Just 15 years since the first fully automated vehicles were crashing and burning in the California desert, industry leaders are convinced they’re close to moving from science experiments and limited practical uses toward consumer assembly lines.
“The automated vehicle industry has moved from vehicles crossing the desert looking like Franken-cars to billions of dollars in investment and approaching production,” declared Aurora co-founder and automated vehicle pioneer Chris Urmson at an international conference in Orlando Tuesday morning at which hundreds of such pioneers are gathering to plot the automated vehicle future.
Urmson was the first keynote speaker of the Automated Vehicles Symposium, moved to Orlando from San Francisco this year in part in recognition of the legislative landscape that has made Florida one of the hottest states for the technology’s development and use.
In introducing him, organizers heralded Republican state Sen. Jeff Brandes of St. Petersburg Tuesday as “the father of automated vehicles in Florida” and as someone recognized as a national policy leader for automated vehicles. He gave welcoming remarks Tuesday, declaring that Florida is ready when the industry is.
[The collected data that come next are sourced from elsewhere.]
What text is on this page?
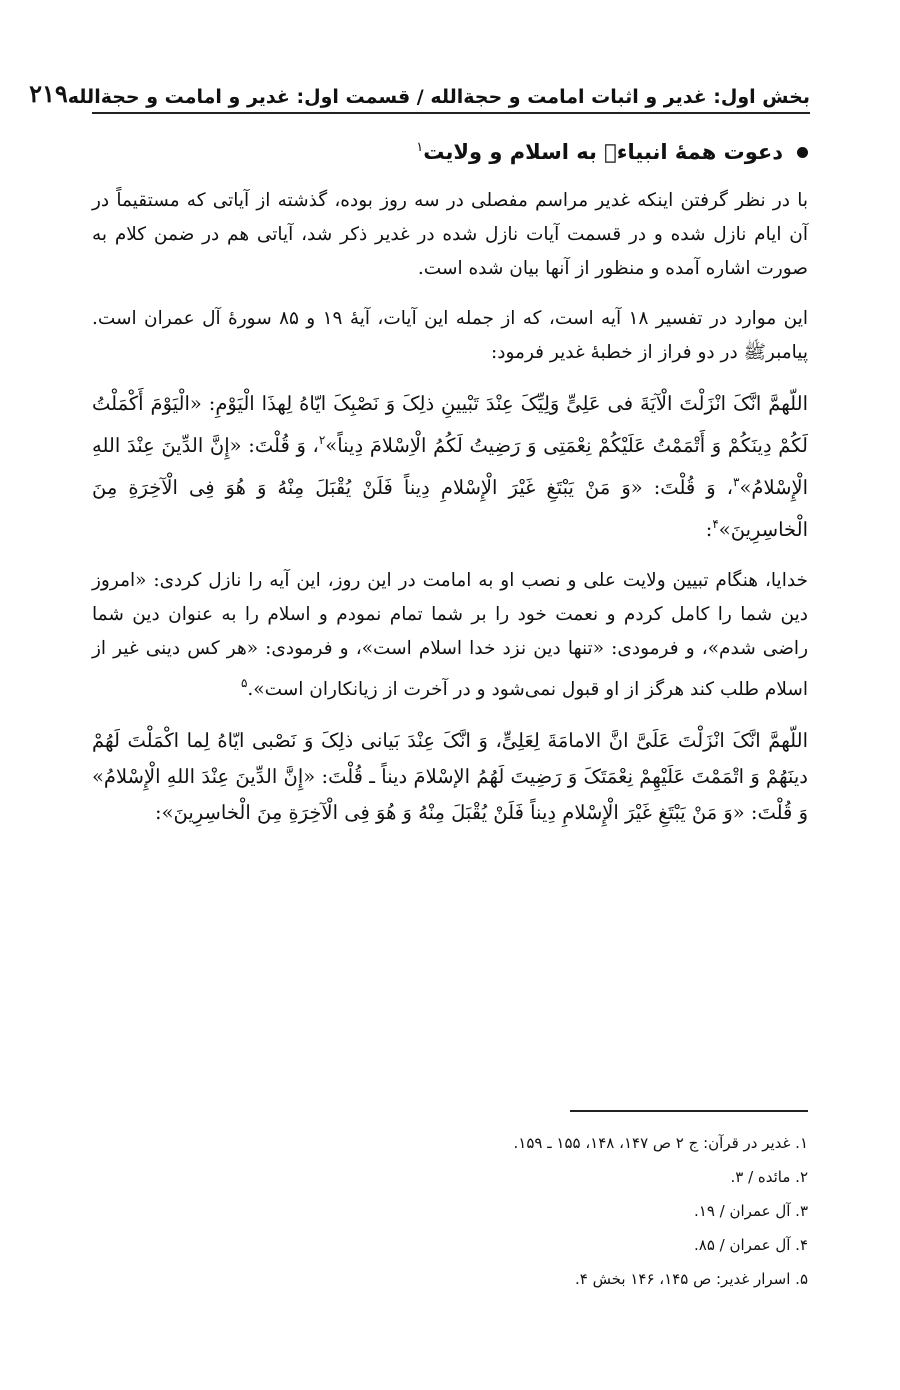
بخش اول: غدیر و اثبات امامت و حجةالله / قسمت اول: غدیر و امامت و حجةالله
۲۱۹
دعوت همهٔ انبیاء﷩ به اسلام و ولایت$^۱$

با در نظر گرفتن اینکه غدیر مراسم مفصلی در سه روز بوده، گذشته از آیاتی که مستقیماً در آن ایام نازل شده و در قسمت آیات نازل شده در غدیر ذکر شد، آیاتی هم در ضمن کلام به صورت اشاره آمده و منظور از آنها بیان شده است.

این موارد در تفسیر ۱۸ آیه است، که از جمله این آیات، آیهٔ ۱۹ و ۸۵ سورهٔ آل عمران است. پیامبرﷺ در دو فراز از خطبهٔ غدیر فرمود:

اللّهمَّ انَّکَ انْزَلْتَ الْآیَةَ فی عَلِیٍّ وَلِیِّکَ عِنْدَ تَبْیینِ ذلِکَ وَ نَصْبِکَ ایّاهُ لِهذَا الْیَوْمِ: «الْیَوْمَ أَکْمَلْتُ لَکُمْ دِینَکُمْ وَ أَتْمَمْتُ عَلَیْکُمْ نِعْمَتِی وَ رَضِیتُ لَکُمُ الْاِسْلامَ دِیناً»$^۲$، وَ قُلْتَ: «إِنَّ الدِّینَ عِنْدَ اللهِ الْإِسْلامُ»$^۳$، وَ قُلْتَ: «وَ مَنْ یَبْتَغِ غَیْرَ الْإِسْلامِ دِیناً فَلَنْ یُقْبَلَ مِنْهُ وَ هُوَ فِی الْآخِرَةِ مِنَ الْخاسِرِینَ»$^۴$:

خدایا، هنگام تبیین ولایت علی و نصب او به امامت در این روز، این آیه را نازل کردی: «امروز دین شما را کامل کردم و نعمت خود را بر شما تمام نمودم و اسلام را به عنوان دین شما راضی شدم»، و فرمودی: «تنها دین نزد خدا اسلام است»، و فرمودی: «هر کس دینی غیر از اسلام طلب کند هرگز از او قبول نمی‌شود و در آخرت از زیانکاران است».$^۵$

اللّهمَّ انَّکَ انْزَلْتَ عَلَیَّ انَّ الامامَةَ لِعَلِیٍّ، وَ انَّکَ عِنْدَ بَیانی ذلِکَ وَ نَصْبی ایّاهُ لِما اکْمَلْتَ لَهُمْ دینَهُمْ وَ اتْمَمْتَ عَلَیْهِمْ نِعْمَتَکَ وَ رَضِیتَ لَهُمُ الإسْلامَ دیناً ـ قُلْتَ: «إِنَّ الدِّینَ عِنْدَ اللهِ الْإِسْلامُ» وَ قُلْتَ: «وَ مَنْ یَبْتَغِ غَیْرَ الْإِسْلامِ دِیناً فَلَنْ یُقْبَلَ مِنْهُ وَ هُوَ فِی الْآخِرَةِ مِنَ الْخاسِرِینَ»:

۱. غدیر در قرآن: ج ۲ ص ۱۴۷، ۱۴۸، ۱۵۵ ـ ۱۵۹.
۲. مائده / ۳.
۳. آل عمران / ۱۹.
۴. آل عمران / ۸۵.
۵. اسرار غدیر: ص ۱۴۵، ۱۴۶ بخش ۴.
Brandes said he immediately recognized automated vehicles as a big idea in 2010, shortly after he was first elected to the Florida House of Representatives. The industry and Florida have come a long ways since then, he told the gathering.
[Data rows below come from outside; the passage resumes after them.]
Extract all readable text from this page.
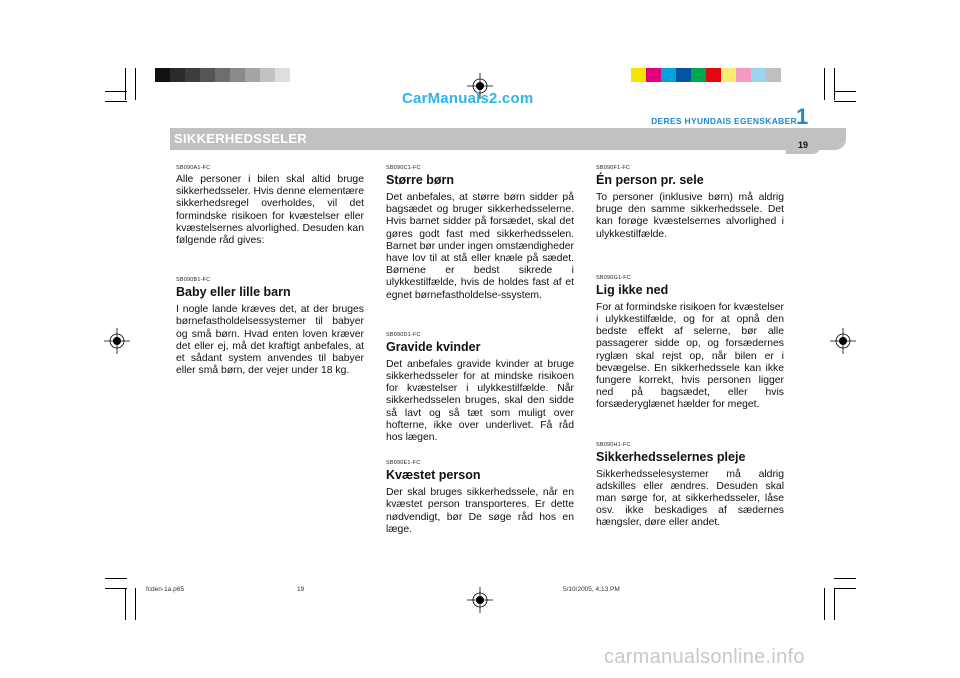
CarManuals2.com
SIKKERHEDSSELER
DERES HYUNDAIS EGENSKABER 1
19
SB090A1-FC
Alle personer i bilen skal altid bruge sikkerhedsseler. Hvis denne elementære sikkerhedsregel overholdes, vil det formindske risikoen for kvæstelser eller kvæstelsernes alvorlighed. Desuden kan følgende råd gives:
SB090B1-FC
Baby eller lille barn
I nogle lande kræves det, at der bruges børnefastholdelsessystemer til babyer og små børn. Hvad enten loven kræver det eller ej, må det kraftigt anbefales, at et sådant system anvendes til babyer eller små børn, der vejer under 18 kg.
SB090C1-FC
Større børn
Det anbefales, at større børn sidder på bagsædet og bruger sikkerhedsselerne. Hvis barnet sidder på forsædet, skal det gøres godt fast med sikkerhedsselen. Barnet bør under ingen omstændigheder have lov til at stå eller knæle på sædet. Børnene er bedst sikrede i ulykkestilfælde, hvis de holdes fast af et egnet børnefastholdelse-ssystem.
SB090D1-FC
Gravide kvinder
Det anbefales gravide kvinder at bruge sikkerhedsseler for at mindske risikoen for kvæstelser i ulykkestilfælde. Når sikkerhedsselen bruges, skal den sidde så lavt og så tæt som muligt over hofterne, ikke over underlivet. Få råd hos lægen.
SB090E1-FC
Kvæstet person
Der skal bruges sikkerhedssele, når en kvæstet person transporteres. Er dette nødvendigt, bør De søge råd hos en læge.
SB090F1-FC
Én person pr. sele
To personer (inklusive børn) må aldrig bruge den samme sikkerhedssele. Det kan forøge kvæstelsernes alvorlighed i ulykkestilfælde.
SB090G1-FC
Lig ikke ned
For at formindske risikoen for kvæstelser i ulykkestilfælde, og for at opnå den bedste effekt af selerne, bør alle passagerer sidde op, og forsædernes ryglæn skal rejst op, når bilen er i bevægelse. En sikkerhedssele kan ikke fungere korrekt, hvis personen ligger ned på bagsædet, eller hvis forsæderyglænet hælder for meget.
SB090H1-FC
Sikkerhedsselernes pleje
Sikkerhedsselesystemer må aldrig adskilles eller ændres. Desuden skal man sørge for, at sikkerhedsseler, låse osv. ikke beskadiges af sædernes hængsler, døre eller andet.
fcden-1a.p65	19	5/10/2005, 4:13 PM
carmanualsonline.info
“We have 22 different deployments in the state of connected vehicle and autonomous vehicle technologies throughout the state. You go to [Florida] DoT: This is not their first conversation. They’ve been taking these meetings for years. So it’s great to be able to pick up the phone and talk to the Department of Transportation, and it is not their first time talking about autonomous vehicles throughout the state,” Brandes said.
That included approval this past spring of HB 311, signed by Gov. Ron DeSantis on June 13, updating a variety of Florida laws and authorizing steps by the Florida Department of Transportation and Florida’s Turnpike Enterprise to accommodate autonomous vehicle pile programs.
Brandes called it the 3.0 version of legislation to support automated vehicles.
Urmson made it clear that the two biggest challenges for automated vehicles are safety and convincing the public they can be safe. The former challenge involves more than just making sure that the vehicles don’t run into each other or walls or bicyclists or pedestrians. There’s also the realization that vehicles so heavily reliant on software also must have premier cybersecurity.
Brandes said the safety question ultimately is being left to insurance companies.
“I believe that the states themselves will never be able to figure out five or six or seven or eight different companies and how they operate, and standards, and things of that nature,” Brandes said. “But if we can set up a simple system of validation. If we can set up an insurance standard that is universally recognized. If somebody finally comes up with a ‘Good Housekeeping Seal of Approval’ for a functional and safe self-driving car, then I think we’re making real progress.”